Zo ook de producten van het bedrijf Mister Kitchen. De naam 'Droomboter' voor hun plantaardig product gemaakt van cacaoboter is verboden, omdat het een beschermde zuivelbenaming is. Dat zegt de Nederlandse Zuivelorganisatie (NZO) die met een kort geding dreigt als het bedrijf de naam blijft gebruiken.

Ook ligt er een klacht bij de Reclame Code Commissie en is de Nederlandse Voedsel- en Warenautoriteit bij het bedrijf langsgekomen.

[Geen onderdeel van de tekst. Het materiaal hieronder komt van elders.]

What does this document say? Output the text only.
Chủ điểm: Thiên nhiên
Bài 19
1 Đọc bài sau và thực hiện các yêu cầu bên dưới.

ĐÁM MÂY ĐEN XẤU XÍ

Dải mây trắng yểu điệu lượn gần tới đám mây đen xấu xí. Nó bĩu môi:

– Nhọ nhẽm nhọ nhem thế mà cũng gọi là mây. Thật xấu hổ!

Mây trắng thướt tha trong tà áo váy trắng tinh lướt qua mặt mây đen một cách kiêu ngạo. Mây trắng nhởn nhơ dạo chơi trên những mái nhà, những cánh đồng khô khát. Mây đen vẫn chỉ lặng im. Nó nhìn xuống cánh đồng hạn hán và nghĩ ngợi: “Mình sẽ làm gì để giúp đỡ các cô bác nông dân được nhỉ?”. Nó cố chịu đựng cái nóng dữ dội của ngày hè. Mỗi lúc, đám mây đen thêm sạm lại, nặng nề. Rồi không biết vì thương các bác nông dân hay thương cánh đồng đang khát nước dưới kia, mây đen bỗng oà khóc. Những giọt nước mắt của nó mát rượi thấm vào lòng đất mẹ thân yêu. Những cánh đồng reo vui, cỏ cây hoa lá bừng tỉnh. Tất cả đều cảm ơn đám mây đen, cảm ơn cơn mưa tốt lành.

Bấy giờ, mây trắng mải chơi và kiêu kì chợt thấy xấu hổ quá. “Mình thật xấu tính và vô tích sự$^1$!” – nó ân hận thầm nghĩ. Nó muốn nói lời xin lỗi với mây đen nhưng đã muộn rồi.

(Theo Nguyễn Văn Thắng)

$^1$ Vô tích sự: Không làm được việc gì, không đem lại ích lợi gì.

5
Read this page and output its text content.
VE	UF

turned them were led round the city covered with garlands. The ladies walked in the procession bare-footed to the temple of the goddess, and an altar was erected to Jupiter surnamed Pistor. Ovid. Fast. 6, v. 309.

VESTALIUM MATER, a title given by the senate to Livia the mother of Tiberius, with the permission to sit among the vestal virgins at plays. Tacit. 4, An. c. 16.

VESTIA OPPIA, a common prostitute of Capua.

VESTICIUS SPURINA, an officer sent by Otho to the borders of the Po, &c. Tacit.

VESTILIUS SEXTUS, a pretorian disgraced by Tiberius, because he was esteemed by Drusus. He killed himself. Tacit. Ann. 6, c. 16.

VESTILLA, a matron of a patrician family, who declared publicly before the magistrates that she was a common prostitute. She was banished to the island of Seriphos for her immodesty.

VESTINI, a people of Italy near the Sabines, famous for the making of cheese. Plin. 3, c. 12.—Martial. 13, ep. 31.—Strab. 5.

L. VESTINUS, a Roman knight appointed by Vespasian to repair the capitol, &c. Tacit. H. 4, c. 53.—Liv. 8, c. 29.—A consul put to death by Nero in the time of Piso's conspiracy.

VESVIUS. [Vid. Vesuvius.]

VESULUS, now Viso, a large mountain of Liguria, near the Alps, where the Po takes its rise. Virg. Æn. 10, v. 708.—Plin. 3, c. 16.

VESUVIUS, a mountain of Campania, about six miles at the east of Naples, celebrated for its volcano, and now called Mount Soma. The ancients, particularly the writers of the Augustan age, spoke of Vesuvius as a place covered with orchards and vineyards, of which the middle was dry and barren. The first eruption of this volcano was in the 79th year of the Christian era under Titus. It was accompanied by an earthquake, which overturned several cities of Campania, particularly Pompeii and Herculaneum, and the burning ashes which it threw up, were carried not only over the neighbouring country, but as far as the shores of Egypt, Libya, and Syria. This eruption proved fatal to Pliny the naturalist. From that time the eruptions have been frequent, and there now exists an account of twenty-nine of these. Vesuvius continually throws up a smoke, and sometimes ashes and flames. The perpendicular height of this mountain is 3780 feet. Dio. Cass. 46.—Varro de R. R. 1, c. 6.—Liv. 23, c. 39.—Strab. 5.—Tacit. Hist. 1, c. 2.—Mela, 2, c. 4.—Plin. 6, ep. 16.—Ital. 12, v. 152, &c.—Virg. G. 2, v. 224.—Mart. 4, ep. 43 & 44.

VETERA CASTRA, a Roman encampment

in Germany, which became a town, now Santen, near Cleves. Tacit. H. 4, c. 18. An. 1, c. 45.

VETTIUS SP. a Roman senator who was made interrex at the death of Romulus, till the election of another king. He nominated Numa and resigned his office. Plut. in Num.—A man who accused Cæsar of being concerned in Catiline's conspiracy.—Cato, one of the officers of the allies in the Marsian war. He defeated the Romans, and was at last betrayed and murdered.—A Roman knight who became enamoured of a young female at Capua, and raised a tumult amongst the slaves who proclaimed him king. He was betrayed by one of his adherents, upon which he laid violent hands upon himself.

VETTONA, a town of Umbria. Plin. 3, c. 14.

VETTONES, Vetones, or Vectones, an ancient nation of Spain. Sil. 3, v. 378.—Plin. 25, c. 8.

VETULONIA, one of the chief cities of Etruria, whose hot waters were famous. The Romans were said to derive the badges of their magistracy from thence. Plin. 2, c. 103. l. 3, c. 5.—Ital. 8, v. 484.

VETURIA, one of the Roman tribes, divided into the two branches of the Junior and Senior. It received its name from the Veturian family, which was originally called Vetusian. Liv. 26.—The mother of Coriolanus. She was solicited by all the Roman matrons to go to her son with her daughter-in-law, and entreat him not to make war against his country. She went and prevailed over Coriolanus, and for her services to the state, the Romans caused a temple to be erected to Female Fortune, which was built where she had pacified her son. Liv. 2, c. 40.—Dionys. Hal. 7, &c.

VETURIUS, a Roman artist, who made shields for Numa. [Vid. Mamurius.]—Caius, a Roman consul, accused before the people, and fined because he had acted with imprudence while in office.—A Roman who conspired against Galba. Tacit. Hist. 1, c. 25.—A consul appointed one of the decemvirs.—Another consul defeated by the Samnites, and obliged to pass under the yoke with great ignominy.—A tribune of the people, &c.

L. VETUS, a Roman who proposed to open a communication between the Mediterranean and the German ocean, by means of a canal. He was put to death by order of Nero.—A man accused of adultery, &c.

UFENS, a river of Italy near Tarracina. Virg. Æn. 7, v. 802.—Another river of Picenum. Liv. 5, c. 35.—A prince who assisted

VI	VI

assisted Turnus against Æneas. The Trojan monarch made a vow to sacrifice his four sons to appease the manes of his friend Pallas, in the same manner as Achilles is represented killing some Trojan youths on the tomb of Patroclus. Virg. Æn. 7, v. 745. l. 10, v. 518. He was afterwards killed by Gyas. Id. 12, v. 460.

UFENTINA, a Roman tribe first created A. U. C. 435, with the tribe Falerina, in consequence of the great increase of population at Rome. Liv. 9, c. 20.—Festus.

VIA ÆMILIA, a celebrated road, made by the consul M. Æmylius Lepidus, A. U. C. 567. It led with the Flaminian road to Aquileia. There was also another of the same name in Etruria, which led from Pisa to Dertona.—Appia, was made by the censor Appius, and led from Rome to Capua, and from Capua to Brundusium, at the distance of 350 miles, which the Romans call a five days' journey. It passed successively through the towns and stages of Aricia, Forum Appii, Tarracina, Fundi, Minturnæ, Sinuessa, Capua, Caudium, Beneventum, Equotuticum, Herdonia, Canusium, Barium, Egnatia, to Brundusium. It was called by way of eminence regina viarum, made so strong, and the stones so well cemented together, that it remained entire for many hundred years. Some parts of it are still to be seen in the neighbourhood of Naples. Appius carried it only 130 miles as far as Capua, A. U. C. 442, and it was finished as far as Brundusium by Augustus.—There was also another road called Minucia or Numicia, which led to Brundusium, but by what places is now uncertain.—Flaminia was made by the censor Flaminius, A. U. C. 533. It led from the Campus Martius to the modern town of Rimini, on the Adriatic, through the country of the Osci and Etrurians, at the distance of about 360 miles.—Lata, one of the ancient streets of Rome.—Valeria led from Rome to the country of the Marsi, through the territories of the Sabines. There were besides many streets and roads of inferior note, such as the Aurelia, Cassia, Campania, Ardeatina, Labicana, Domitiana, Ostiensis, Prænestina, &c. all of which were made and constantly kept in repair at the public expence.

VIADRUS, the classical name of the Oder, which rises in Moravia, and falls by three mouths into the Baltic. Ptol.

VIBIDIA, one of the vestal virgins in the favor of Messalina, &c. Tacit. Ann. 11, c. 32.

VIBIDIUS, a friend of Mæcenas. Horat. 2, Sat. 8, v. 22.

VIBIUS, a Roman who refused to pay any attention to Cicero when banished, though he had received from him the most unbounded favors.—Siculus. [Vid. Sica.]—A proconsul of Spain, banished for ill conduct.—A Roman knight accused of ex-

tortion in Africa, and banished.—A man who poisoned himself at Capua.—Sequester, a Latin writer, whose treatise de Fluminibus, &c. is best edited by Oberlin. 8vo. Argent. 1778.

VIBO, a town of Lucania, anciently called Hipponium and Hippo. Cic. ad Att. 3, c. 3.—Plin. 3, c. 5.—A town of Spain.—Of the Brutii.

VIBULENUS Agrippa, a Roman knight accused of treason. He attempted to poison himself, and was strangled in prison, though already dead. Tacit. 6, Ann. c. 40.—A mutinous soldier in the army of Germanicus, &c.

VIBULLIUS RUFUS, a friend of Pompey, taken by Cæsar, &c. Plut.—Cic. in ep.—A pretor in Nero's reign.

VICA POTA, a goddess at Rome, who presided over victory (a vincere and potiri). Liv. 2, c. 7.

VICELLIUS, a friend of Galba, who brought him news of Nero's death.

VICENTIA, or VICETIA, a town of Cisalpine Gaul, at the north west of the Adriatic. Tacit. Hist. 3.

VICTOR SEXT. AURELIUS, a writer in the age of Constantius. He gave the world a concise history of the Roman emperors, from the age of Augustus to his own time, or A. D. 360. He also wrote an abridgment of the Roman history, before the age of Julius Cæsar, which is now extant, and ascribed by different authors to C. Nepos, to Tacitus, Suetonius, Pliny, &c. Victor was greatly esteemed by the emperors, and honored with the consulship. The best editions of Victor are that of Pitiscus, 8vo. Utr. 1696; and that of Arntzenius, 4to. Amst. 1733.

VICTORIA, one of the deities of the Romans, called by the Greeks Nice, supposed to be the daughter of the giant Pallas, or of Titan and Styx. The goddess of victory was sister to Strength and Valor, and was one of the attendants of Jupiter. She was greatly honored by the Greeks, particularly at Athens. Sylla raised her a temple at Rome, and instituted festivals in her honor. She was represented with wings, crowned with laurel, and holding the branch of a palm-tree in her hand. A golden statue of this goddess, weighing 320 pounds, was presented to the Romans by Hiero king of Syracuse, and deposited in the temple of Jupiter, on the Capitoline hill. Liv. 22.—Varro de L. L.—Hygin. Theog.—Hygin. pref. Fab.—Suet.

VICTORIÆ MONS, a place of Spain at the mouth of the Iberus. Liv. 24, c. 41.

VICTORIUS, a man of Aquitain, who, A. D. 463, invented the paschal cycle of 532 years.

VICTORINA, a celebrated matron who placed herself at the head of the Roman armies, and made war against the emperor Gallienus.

De termen 'room' en 'boter' mogen wettelijk niet gebruikt worden, omdat het product volledig plantaardig is, stellen zij.

'Creatieve uitdaging'

NZO-directeur Joep Rats: "Het is een mooi plantaardig product, maar het bevat geen boter. En daarmee is het als smeersel een mogelijk alternatief. Maar boter zelf is het niet." Volgens Rats tast de naamgeving de gevestigde naam van boter aan. Mensen willen weten of er daadwerkelijk boter in zit, stelt hij. Hij ziet het als een creatieve uitdaging voor ondernemers om met een nieuwe naam te komen die passender is.

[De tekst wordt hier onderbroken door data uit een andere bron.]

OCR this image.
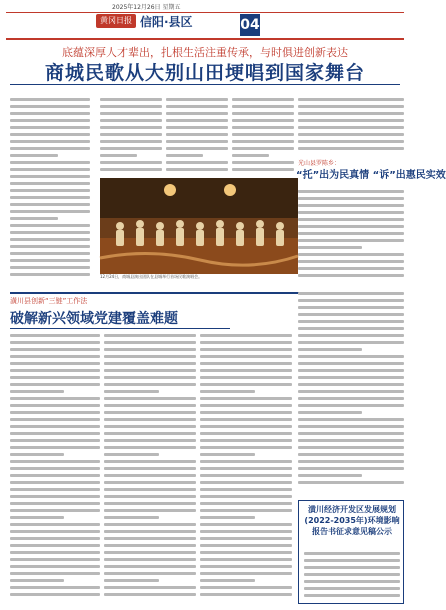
2025年12月26日 星期五
黄冈日报 信阳·县区	04
底蕴深厚人才辈出，扎根生活注重传承，与时俱进创新表达
商城民歌从大别山田埂唱到国家舞台
12月24日，商城县演出团队在县城举行首场民歌演唱会。
光山县罗陈乡：
“托”出为民真情 “诉”出惠民实效
潢川县创新“三链”工作法
破解新兴领域党建覆盖难题
潢川经济开发区发展规划(2022-2035年)环境影响报告书征求意见稿公示
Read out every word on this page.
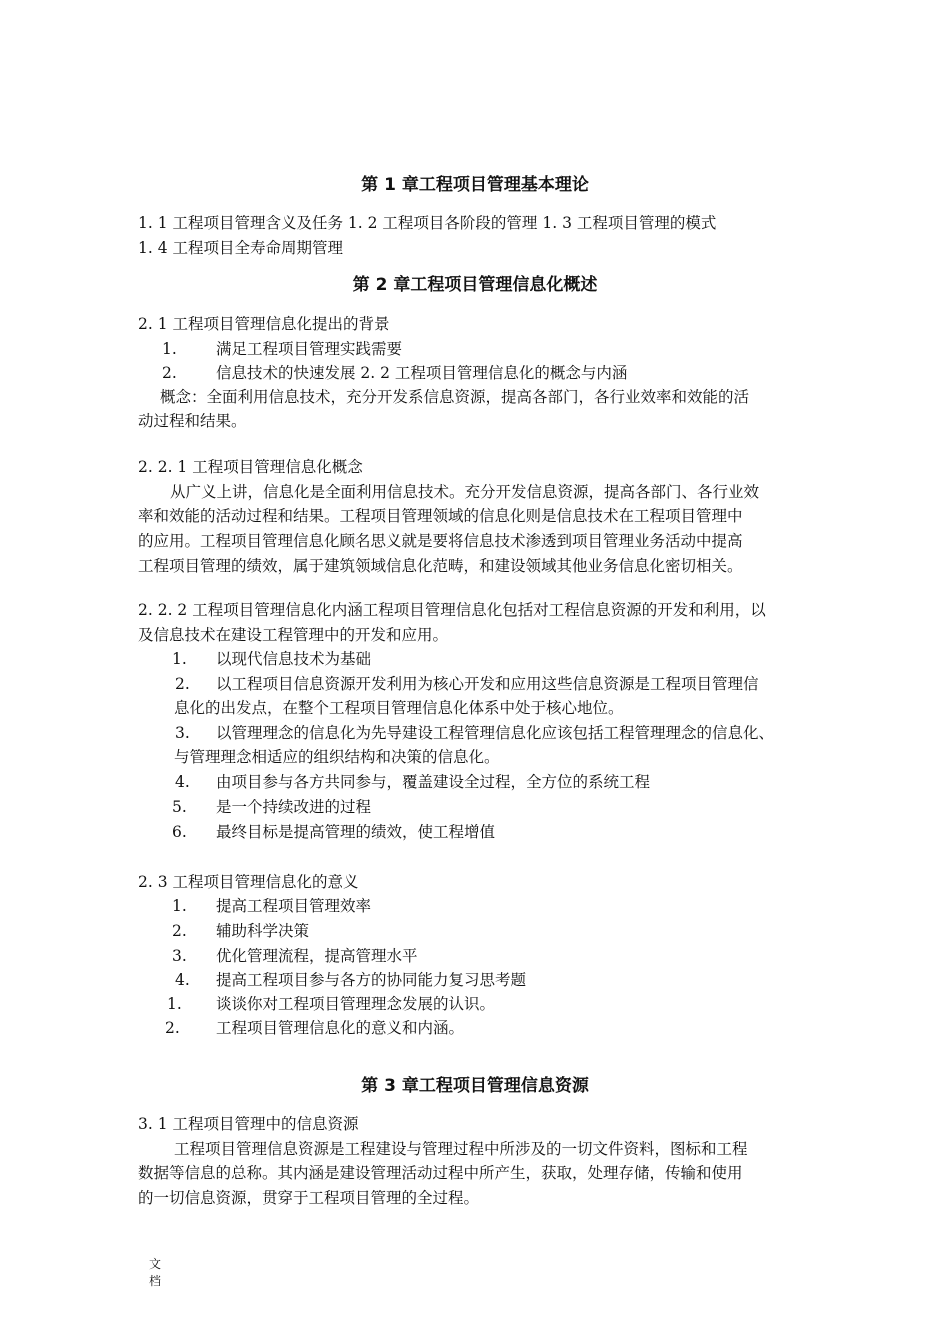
第 1 章工程项目管理基本理论
1. 1 工程项目管理含义及任务 1. 2 工程项目各阶段的管理 1. 3 工程项目管理的模式
1. 4 工程项目全寿命周期管理
第 2 章工程项目管理信息化概述
2. 1 工程项目管理信息化提出的背景
1.	满足工程项目管理实践需要
2.	信息技术的快速发展 2. 2 工程项目管理信息化的概念与内涵
概念：全面利用信息技术，充分开发系信息资源，提高各部门，各行业效率和效能的活
动过程和结果。
2. 2. 1 工程项目管理信息化概念
从广义上讲，信息化是全面利用信息技术。充分开发信息资源，提高各部门、各行业效
率和效能的活动过程和结果。工程项目管理领域的信息化则是信息技术在工程项目管理中
的应用。工程项目管理信息化顾名思义就是要将信息技术渗透到项目管理业务活动中提高
工程项目管理的绩效，属于建筑领域信息化范畴，和建设领域其他业务信息化密切相关。
2. 2. 2 工程项目管理信息化内涵工程项目管理信息化包括对工程信息资源的开发和利用，以
及信息技术在建设工程管理中的开发和应用。
1. 以现代信息技术为基础
2. 以工程项目信息资源开发利用为核心开发和应用这些信息资源是工程项目管理信
息化的出发点，在整个工程项目管理信息化体系中处于核心地位。
3. 以管理理念的信息化为先导建设工程管理信息化应该包括工程管理理念的信息化、
与管理理念相适应的组织结构和决策的信息化。
4. 由项目参与各方共同参与，覆盖建设全过程，全方位的系统工程
5. 是一个持续改进的过程
6. 最终目标是提高管理的绩效，使工程增值
2. 3 工程项目管理信息化的意义
1. 提高工程项目管理效率
2. 辅助科学决策
3. 优化管理流程，提高管理水平
4. 提高工程项目参与各方的协同能力复习思考题
1. 谈谈你对工程项目管理理念发展的认识。
2. 工程项目管理信息化的意义和内涵。
第 3 章工程项目管理信息资源
3. 1 工程项目管理中的信息资源
工程项目管理信息资源是工程建设与管理过程中所涉及的一切文件资料，图标和工程
数据等信息的总称。其内涵是建设管理活动过程中所产生，获取，处理存储，传输和使用
的一切信息资源，贯穿于工程项目管理的全过程。
文
档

Daan Faber, een van de mede-eigenaren van Mr Kitchen, heeft daar een heel andere kijk op. "In deze tijd waarin de overtuiging groeit dat we plantaardiger moeten eten, vinden wij het belangrijk dat mensen onze droomboter ook kunnen vinden op plekken waar zij altijd al boter hebben gekocht. En dat het dan ook zo heet. Want 'plantaardig vet smeersel', dat gaat niet verkopen in de winkel."

De 'Droomboter'-initiatiefnemers van Mr. Kitchen hebben besloten om de naam van hun product toch te veranderen:

Plantaardige botermakers staken gevecht over de naam van hun product

De Rabobank voorspelt een beperkte groei van plantaardige alternatieven en benadrukt dat dierlijk zuivel de komende jaren de meest gekozen optie blijft. Voedingsexpert Hans Dagevos onderstreept daarom ook het belang van de naamgeving voor een succesvolle verkoop van plantaardige producten.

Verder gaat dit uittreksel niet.